The adversity was unexpected. In 2024, Prema sailed to the teams’ title a round early and competed for the drivers’ title until the final race of the season with Gabriele Minì, while they had previously won three consecutive drivers’ championships from 2019 to 2021 and every teams’ championship bar one from 2019 to 2023. Yet in 2025, León finished on just 36 points, seven points behind the best-performing Prema driver – 16th-placed Ugo Ugochukwu –– and 43 off his own tally from a year before.

León told Feeder Series that at the start of the season, he had been in talks with F1 driver academies, but these negotiations fizzled out during his run of difficult results.

It’s a scenario León has experienced before. In 2022, his first year of European competition after clinching the F4 United States title in 2021, he joined the Red Bull Junior Team expecting much from his debut season in FRegional Europe. In the end, however, he only scored points twice and finished 23rd in the drivers’ standings, while Arden Motorsport teammates Dürksen and Eduardo Barrichello scored on five and seven occasions respectively. It was not a vintage season for Arden, but the performance gap was clear, and León was released by Red Bull.

León endured an arduous FR Europe campaign in 2022 – but he bounced back spectacularly in 2023 | Credit: Formula Regional European Championship

“I didn’t know any tracks. I did two test days before my first season in Europe where I was competing with guys that already had two seasons in the same car, same team. The team also was struggling a little bit,” he said. “It was very difficult to be same pace as them [other drivers], knowing that also Formula Regional at that time, it was a lot of safety cars or red flags on free practice or qualifying. So almost every time before quali, I have four or five push [laps] on the track.

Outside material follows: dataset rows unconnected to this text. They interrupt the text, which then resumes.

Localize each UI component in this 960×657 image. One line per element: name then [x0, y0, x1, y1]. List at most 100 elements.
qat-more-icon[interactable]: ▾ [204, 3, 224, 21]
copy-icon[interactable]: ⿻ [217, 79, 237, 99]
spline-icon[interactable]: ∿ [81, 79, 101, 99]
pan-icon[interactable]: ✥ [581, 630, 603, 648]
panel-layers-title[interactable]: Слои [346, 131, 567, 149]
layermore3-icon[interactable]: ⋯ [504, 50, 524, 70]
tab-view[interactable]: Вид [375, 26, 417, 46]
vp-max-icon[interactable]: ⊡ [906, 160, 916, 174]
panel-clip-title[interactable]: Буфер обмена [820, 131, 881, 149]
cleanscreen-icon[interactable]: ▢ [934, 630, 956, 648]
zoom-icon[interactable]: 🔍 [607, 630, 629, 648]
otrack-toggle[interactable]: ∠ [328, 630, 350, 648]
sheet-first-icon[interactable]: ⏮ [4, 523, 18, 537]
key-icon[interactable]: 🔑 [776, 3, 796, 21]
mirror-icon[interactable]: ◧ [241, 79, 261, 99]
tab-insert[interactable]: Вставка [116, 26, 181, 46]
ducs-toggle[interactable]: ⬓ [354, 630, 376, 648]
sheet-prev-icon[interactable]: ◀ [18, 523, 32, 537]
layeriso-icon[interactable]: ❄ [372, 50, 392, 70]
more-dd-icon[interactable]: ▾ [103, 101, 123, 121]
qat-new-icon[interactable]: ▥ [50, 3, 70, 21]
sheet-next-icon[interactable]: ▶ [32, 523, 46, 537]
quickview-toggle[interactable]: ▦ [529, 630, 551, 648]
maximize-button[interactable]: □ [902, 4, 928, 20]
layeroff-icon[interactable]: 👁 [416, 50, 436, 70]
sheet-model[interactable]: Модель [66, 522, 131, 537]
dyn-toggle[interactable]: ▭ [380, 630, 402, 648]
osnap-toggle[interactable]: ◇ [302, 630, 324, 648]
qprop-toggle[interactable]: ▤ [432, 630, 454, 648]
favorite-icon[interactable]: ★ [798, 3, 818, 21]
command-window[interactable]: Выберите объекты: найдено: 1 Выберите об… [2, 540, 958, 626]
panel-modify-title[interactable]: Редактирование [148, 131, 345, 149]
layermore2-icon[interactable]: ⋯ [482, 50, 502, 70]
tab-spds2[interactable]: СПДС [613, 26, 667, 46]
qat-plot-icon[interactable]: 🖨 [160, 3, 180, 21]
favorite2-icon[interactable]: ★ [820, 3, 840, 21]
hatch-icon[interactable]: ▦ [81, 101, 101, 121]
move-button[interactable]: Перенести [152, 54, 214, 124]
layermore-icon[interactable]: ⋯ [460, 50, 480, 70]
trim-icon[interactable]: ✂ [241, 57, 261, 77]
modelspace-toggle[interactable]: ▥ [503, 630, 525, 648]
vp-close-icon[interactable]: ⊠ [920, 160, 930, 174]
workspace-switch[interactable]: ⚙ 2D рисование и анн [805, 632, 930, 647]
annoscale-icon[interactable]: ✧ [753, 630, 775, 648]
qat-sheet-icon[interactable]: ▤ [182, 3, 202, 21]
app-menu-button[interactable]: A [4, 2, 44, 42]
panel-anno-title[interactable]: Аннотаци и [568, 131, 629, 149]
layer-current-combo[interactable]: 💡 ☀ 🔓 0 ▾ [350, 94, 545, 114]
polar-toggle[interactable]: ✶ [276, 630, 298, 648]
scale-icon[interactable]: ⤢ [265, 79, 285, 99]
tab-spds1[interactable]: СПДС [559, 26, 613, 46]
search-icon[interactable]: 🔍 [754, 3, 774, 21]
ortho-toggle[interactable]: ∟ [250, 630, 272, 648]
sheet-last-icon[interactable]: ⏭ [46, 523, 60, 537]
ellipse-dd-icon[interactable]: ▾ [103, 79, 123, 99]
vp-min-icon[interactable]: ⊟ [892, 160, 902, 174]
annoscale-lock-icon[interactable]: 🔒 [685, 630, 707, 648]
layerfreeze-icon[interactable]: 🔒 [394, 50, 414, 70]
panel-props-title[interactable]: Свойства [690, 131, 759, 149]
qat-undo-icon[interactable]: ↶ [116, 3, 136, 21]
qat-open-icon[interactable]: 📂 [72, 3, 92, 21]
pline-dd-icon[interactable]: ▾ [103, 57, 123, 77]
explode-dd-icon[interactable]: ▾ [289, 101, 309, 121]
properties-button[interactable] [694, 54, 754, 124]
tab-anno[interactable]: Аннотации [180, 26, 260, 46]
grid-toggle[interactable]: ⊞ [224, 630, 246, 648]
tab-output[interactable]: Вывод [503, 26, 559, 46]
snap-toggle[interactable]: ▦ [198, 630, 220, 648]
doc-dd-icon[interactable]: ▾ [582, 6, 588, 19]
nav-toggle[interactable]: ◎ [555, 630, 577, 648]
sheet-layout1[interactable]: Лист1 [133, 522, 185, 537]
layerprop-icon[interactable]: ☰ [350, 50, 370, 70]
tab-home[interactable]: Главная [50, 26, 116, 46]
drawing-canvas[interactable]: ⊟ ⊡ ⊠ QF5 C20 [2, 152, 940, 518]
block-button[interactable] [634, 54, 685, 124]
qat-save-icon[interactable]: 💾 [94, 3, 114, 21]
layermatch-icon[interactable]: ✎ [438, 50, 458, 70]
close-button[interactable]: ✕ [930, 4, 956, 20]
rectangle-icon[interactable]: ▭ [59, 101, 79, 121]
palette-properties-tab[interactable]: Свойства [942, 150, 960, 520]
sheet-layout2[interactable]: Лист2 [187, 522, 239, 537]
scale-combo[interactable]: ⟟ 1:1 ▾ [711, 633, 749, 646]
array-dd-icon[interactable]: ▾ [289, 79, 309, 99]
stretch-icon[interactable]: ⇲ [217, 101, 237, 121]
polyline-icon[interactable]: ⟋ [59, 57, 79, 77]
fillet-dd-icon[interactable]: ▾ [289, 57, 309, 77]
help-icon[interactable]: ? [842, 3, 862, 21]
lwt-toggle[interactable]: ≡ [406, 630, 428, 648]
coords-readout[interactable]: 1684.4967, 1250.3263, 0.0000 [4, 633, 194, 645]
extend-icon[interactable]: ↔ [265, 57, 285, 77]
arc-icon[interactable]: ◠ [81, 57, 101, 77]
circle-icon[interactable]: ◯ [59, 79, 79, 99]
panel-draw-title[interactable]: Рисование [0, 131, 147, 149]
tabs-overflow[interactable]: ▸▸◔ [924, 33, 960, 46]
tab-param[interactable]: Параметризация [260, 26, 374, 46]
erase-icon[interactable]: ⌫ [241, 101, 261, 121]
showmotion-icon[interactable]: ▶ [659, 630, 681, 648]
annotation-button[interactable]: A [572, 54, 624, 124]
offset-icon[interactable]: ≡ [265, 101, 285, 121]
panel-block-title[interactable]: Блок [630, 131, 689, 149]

“It was very difficult to be on pace, but I think I learned a lot. I learned to adapt quickly myself to the situations, and this helped me in the future.”

León’s career has taken an oddly non-linear path to date. Some drivers fly through the ranks and others flatline, but León’s performance has fluctuated. After his disastrous FR Europe campaign in 2022, he won the Euroformula Open title in 2023. He was the clear team leader at Van Amersfoort in his debut F3 year, taking four podiums while his teammates scored 12 points between them, before 2025 brought on more hard times. 

A move to a different category always brings uncertainty, especially with upcoming visits to two circuits where no F2 driver has yet raced. For León and his fellow rookies, though, those new tracks in Miami and Montréal offer a more level playing field. Buoyed by the prospect of his first open-wheel race on his home continent in nearly five years, León has all the motivation he needs – and, as Melbourne suggested, the pace to match – as he seeks to right 2025’s wrongs.